Io sono un’autista Atb. Per dar modo di capire anche a quelli più distratti, sono l’omino vestito di blu e azzurro in testa al bus, sulla sinistra, quello che sembra reggersi attaccato ad un volante e invece detiene i comandi di un mezzo che scarrozza vite di umane per le strade di Bergamo.
Trasportiamo gente di vari gradi e razza: neri, gialli, bianchi, verdi per via della mia guida, tutti con le proprie gioie, le proprie passioni, con problemi che senza remore elencano, raccontano, discutono talvolta animatamente, sciorinando argomentazioni tra le più disparate con il tizio/a connesso al suo cellulare.
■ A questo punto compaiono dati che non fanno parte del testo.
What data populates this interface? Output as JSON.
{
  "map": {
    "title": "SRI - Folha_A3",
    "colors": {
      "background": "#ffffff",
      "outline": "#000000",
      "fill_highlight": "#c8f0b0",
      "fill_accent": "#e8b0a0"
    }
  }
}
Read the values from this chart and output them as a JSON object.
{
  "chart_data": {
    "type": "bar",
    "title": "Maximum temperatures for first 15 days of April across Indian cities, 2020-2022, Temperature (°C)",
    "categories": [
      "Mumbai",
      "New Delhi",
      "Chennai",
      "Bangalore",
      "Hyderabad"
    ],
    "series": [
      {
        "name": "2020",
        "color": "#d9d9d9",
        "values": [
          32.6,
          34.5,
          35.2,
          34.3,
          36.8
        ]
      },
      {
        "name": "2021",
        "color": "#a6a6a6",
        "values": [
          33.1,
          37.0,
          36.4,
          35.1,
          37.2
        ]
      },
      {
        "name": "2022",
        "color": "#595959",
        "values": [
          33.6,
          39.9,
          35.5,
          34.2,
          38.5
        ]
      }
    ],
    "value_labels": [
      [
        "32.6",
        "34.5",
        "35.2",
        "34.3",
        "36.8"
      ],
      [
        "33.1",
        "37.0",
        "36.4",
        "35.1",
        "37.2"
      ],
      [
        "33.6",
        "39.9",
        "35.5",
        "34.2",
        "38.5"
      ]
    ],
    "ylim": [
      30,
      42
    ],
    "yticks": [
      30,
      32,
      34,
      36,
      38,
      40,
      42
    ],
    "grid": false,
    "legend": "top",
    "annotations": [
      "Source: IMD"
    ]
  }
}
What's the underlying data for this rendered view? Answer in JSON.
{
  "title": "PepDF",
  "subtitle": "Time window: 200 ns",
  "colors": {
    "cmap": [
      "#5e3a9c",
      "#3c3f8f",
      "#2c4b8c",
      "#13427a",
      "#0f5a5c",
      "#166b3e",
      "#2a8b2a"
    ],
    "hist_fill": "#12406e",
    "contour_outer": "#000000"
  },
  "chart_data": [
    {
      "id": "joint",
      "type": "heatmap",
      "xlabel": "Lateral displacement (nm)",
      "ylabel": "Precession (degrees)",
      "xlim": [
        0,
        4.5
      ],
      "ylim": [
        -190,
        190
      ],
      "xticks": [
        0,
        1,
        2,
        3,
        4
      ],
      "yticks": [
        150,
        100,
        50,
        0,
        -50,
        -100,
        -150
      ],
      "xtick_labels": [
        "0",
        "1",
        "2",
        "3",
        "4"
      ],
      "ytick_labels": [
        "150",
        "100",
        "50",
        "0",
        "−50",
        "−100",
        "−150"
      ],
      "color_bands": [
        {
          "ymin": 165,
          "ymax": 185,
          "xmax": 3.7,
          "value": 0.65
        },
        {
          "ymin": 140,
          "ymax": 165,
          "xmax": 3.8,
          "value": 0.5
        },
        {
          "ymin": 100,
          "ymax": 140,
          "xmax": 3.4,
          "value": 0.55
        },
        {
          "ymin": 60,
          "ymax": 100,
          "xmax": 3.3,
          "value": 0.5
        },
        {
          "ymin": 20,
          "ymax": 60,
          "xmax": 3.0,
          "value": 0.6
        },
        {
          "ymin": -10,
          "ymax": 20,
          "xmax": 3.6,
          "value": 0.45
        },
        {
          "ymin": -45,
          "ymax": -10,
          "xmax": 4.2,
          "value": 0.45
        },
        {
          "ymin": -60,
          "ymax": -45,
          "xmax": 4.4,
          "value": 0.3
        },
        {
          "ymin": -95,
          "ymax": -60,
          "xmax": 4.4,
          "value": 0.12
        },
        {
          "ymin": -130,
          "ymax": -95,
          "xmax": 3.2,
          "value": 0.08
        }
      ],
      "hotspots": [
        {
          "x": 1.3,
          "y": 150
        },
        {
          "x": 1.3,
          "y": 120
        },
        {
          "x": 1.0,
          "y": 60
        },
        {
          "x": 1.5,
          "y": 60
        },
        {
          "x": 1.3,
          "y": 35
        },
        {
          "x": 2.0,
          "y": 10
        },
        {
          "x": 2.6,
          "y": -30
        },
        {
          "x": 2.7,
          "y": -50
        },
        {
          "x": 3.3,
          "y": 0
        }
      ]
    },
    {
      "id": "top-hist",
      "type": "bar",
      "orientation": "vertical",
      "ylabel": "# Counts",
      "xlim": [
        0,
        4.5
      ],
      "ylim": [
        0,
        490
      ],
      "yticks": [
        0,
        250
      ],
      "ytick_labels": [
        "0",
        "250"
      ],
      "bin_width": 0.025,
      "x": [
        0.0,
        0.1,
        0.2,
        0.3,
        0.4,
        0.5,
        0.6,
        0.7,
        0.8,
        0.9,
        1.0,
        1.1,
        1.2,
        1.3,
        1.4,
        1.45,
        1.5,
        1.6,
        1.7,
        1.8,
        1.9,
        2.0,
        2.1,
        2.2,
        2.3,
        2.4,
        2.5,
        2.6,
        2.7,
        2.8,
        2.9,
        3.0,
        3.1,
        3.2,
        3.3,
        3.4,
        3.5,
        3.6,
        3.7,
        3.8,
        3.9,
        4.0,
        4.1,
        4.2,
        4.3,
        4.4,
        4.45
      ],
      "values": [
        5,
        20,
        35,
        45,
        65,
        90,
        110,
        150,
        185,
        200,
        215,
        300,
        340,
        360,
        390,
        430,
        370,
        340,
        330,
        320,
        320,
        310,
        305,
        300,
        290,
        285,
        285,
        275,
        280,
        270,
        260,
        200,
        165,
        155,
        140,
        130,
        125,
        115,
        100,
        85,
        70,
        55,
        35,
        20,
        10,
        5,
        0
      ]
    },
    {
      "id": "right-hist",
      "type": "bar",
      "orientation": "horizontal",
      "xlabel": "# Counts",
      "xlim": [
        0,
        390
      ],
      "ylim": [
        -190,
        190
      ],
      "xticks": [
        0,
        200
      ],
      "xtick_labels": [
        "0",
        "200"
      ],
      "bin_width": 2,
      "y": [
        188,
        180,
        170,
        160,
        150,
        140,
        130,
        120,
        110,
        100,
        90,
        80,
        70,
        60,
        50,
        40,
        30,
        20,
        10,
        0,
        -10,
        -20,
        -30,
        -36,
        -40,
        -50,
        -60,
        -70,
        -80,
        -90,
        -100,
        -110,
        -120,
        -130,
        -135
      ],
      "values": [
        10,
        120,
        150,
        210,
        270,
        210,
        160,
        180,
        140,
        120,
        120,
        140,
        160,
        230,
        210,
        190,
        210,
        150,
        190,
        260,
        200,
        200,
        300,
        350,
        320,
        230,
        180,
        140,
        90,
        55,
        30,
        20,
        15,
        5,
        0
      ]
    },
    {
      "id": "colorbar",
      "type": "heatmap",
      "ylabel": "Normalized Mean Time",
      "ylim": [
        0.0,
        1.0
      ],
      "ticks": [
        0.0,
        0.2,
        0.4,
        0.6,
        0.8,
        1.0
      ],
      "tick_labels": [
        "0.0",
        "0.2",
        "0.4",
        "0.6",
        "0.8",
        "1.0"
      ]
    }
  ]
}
Mi è capitato d’esser testimone di amori che nascono e finiscono nel tragitto fra via Broseta e Borgo Palazzo, che danno adito a pianti inconsolabili malgrado l’amica di turno continui a ripeterle “lascialo perdere che quello è uno stronzo”, oppure di furibonde litigate in cui la parola “pezzo di…” sembra essere un intercalare da tante volte viene ripetuta. Ho assistito pure ad esilaranti situazioni che mi hanno messo in seria difficoltà perché quasi impossibile non ridere sfacciatamente.
Ho passato del tempo a pensare alla motivazione che spinge molti utenti a surclassare la privacy spiattellando tranquillamente i cazzi loro, ed ho capito che dietro non c’è una sola ragione: molti sentono la necessità di riempire un vuoto temporale perché non è contemplabile l’idea di sprecare tempo restando con le mani in mano: i più, fortunatamente, ci giocano o chattano solamente col telefono. Altri invece vengono assaliti da quella fastidiosa sensazione di “mancanza di terra sotto ai piedi”, cercando la fuga a quello stato di cose grazie all’amato cellulare, trasmettendo l’ansia che li attanaglia attraverso il tono concitato della voce. C’è chi invece è affetto da puro “esibizionismo” e mettere al corrente il resto dell’utenza sul bus della pienezza della loro vita diventa una necessità primaria. Poi ci sono quelli che, indifferentemente dal ceto sociale, dall’età o dalla razza, se ne sbattono altamente oppure non sono in grado di fare una semplice associazione, parlando di qualsivoglia fatto privato come se attorno non vi fosse anima viva.
In ultimo, ma non per ultimi di questo elenco, c’è la categoria che preferisco in assoluto: occhio non vede cuore non duole. Sono quelli che dimostrano l’attaccamento alla loro privacy spostandosi furtivamente a ridosso dell’autista per parlare al telefono. Adesso, con le norme anticovid che precludono la parte anteriore dell’autobus, questa prassi si è mitigata ma, pochi mesi orsono, erano soliti isolarsi dal resto dell’utenza avanzando fin quanto possibile guardando fissi la strada. Non vedendo più nessuno, nella loro testa scattava la funzione “bambino” e, proprio come da piccoli che bastava coprirci il volto per credere di scomparire, tutti quelli dietro svaniscono e finalmente al sicuro da orecchie indiscrete discorrevano di questioni anche delicate senza più premurarsi del tono della loro voce che però, ribalzando contro il parabrezza, tornava limpida al resto dei passeggeri.
In definitiva, se doveste imbattervi in un conducente scorbutico non giudicatelo subito male perché, oltre a problemi personali, spesso deve sorbirsi anche i cazzi degli altri.